Yesterday, Ophelia and I went to the Isabella Stewart Gardner Museum. The Gardener Museum was once the house of Isabella Stewart Gardner, a wealthy woman in the late nineteenth century. After the death of her husband, she turned to collecting; eventually, after her death, she left her house and collection as a museum, with the proviso that it not be altered. And it generally hasn’t been. The collection itself is interesting and idiosyncratic: it looks a bit as though she traveled through Europe picking up whatever struck her fancy, and what struck her fancy were often quite beautiful things. I told Ophelia that we were going to visit a castle, and the museum does rather look like a castle on the inside. This is the central courtyard:
I think I go to museums with Ophelia so often because I was taken to museums so often as a child. And not just museums: we were always going to ballets, operas, plays, concerts. (I was usually bored at the concerts.) Without thinking about it too much, my mother was steeping us in culture — I say without thinking about it too much because it was the way she herself had grown up. You did not necessarily have money — my family lost all its property after the war, and was only compensated for it after the fall of the communist regime — but you could always have culture. You could always know music and art. Where I grew up, in Washington D.C., most of the museums are free, so we would go in whenever we wanted, and often on weekends I would simply wander around the National Galleries or the Hirshhorn. Museums still feel like home to me: I feel perfectly at ease in them, as some people do in churches. I love to wander around and then sit in the café (there is always a café) with a cappuccino, reading or writing.
At the Gardner Museum, I took Ophelia to the café, which was terribly overpriced. But I suppose that’s part of the experience I’m giving her — I want her to feel comfortable in museums, and know how to behave in cafés and restaurants. (She’s eight, so I’m in the midst of that — trying to make sure she knows how to behave appropriately in public, knows the codes. Because living in society means knowing and negotiating a set of codes, doesn’t it? And I want her to know it, so that if she later wants to break the rules, she’ll know what they are and how to break them. You have to know a system if you want to rebel against it.) Today we are working on how to dress for an evening at the theater, because we’re going to Boston Ballet’s new Nutcracker at the Opera House. (I wanted to write this blog post before it was time for me to get dressed.)
I got something very special out of going to museums as a child, something I think most children don’t get. It seems to be reserved for an elite, although it shouldn’t be. (I was certainly not part of a social elite, as a child. Except perhaps educationally.) It’s the sense that human culture belongs to me, and I belong to it.

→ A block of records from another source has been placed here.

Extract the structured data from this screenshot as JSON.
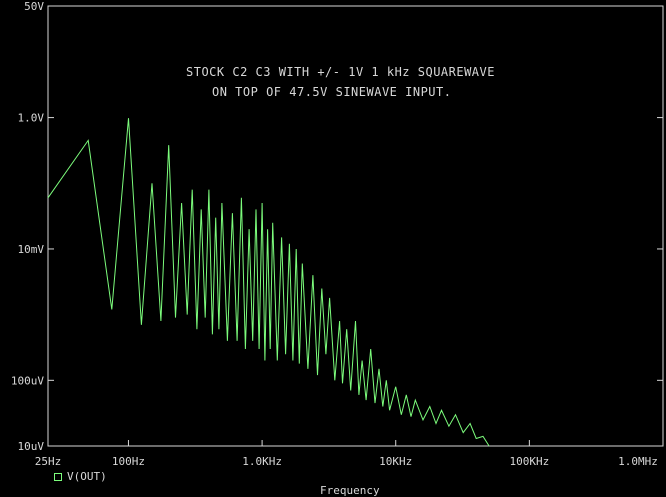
{
  "chart_data": {
    "type": "line",
    "annotation": [
      "STOCK C2 C3 WITH +/- 1V 1 kHz SQUAREWAVE",
      "ON TOP OF 47.5V SINEWAVE INPUT."
    ],
    "xlabel": "Frequency",
    "xscale": "log",
    "yscale": "log",
    "xlim": [
      25,
      1000000
    ],
    "ylim": [
      1e-05,
      50
    ],
    "x_ticks": [
      {
        "value": 25,
        "label": "25Hz"
      },
      {
        "value": 100,
        "label": "100Hz"
      },
      {
        "value": 1000,
        "label": "1.0KHz"
      },
      {
        "value": 10000,
        "label": "10KHz"
      },
      {
        "value": 100000,
        "label": "100KHz"
      },
      {
        "value": 1000000,
        "label": "1.0MHz"
      }
    ],
    "y_ticks": [
      {
        "value": 50,
        "label": "50V"
      },
      {
        "value": 1,
        "label": "1.0V"
      },
      {
        "value": 0.01,
        "label": "10mV"
      },
      {
        "value": 0.0001,
        "label": "100uV"
      },
      {
        "value": 1e-05,
        "label": "10uV"
      }
    ],
    "grid": false,
    "series": [
      {
        "name": "V(OUT)",
        "color": "#7CFC7C",
        "points": [
          [
            25,
            0.06
          ],
          [
            50,
            0.45
          ],
          [
            75,
            0.0012
          ],
          [
            100,
            0.98
          ],
          [
            125,
            0.0007
          ],
          [
            150,
            0.1
          ],
          [
            175,
            0.0008
          ],
          [
            200,
            0.38
          ],
          [
            225,
            0.0009
          ],
          [
            250,
            0.05
          ],
          [
            275,
            0.001
          ],
          [
            300,
            0.08
          ],
          [
            325,
            0.0006
          ],
          [
            350,
            0.04
          ],
          [
            375,
            0.0009
          ],
          [
            400,
            0.08
          ],
          [
            425,
            0.0005
          ],
          [
            450,
            0.03
          ],
          [
            475,
            0.0006
          ],
          [
            500,
            0.05
          ],
          [
            550,
            0.0004
          ],
          [
            600,
            0.035
          ],
          [
            650,
            0.0004
          ],
          [
            700,
            0.06
          ],
          [
            750,
            0.0003
          ],
          [
            800,
            0.02
          ],
          [
            850,
            0.0004
          ],
          [
            900,
            0.04
          ],
          [
            950,
            0.0003
          ],
          [
            1000,
            0.05
          ],
          [
            1050,
            0.0002
          ],
          [
            1100,
            0.02
          ],
          [
            1150,
            0.0003
          ],
          [
            1200,
            0.025
          ],
          [
            1300,
            0.0002
          ],
          [
            1400,
            0.015
          ],
          [
            1500,
            0.00025
          ],
          [
            1600,
            0.012
          ],
          [
            1700,
            0.0002
          ],
          [
            1800,
            0.01
          ],
          [
            1900,
            0.00018
          ],
          [
            2000,
            0.006
          ],
          [
            2200,
            0.00015
          ],
          [
            2400,
            0.004
          ],
          [
            2600,
            0.00012
          ],
          [
            2800,
            0.0025
          ],
          [
            3000,
            0.00025
          ],
          [
            3200,
            0.0018
          ],
          [
            3500,
            0.0001
          ],
          [
            3800,
            0.0008
          ],
          [
            4000,
            9e-05
          ],
          [
            4300,
            0.0006
          ],
          [
            4600,
            7e-05
          ],
          [
            5000,
            0.0008
          ],
          [
            5300,
            6e-05
          ],
          [
            5600,
            0.0002
          ],
          [
            6000,
            5e-05
          ],
          [
            6500,
            0.0003
          ],
          [
            7000,
            4.5e-05
          ],
          [
            7500,
            0.00015
          ],
          [
            8000,
            4e-05
          ],
          [
            8500,
            0.0001
          ],
          [
            9000,
            3.5e-05
          ],
          [
            10000,
            8e-05
          ],
          [
            11000,
            3e-05
          ],
          [
            12000,
            6e-05
          ],
          [
            13000,
            2.8e-05
          ],
          [
            14000,
            5e-05
          ],
          [
            16000,
            2.5e-05
          ],
          [
            18000,
            4e-05
          ],
          [
            20000,
            2.2e-05
          ],
          [
            22000,
            3.5e-05
          ],
          [
            25000,
            2e-05
          ],
          [
            28000,
            3e-05
          ],
          [
            32000,
            1.6e-05
          ],
          [
            36000,
            2.2e-05
          ],
          [
            40000,
            1.3e-05
          ],
          [
            45000,
            1.4e-05
          ],
          [
            50000,
            1e-05
          ]
        ]
      }
    ]
  }
}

That I participate in it. Picasso and Matisse are not intimidating. They are brothers in arms, and we are all trying to create something, to produce art of various sorts. Of course, some parts of that culture belong to me more than others, simply because of my own cultural heritage, and I would be wary of using material from non-European cultures. I would use it, but with more care. Nevertheless, there’s a sense, not so much of ownership, but of participation.
That matters to me deeply in my own art, and it’s something I want Ophelia to have as well.
Good for you for taking your daughter to museums. I remember well all the museums my parents took me to as a child. The art I saw in them inspired me even at a young age and shaped my thoughts and ambitions. It’s wonderful how many free opportunities there are to educate and inspire our children if we will only take the time and effort to do so.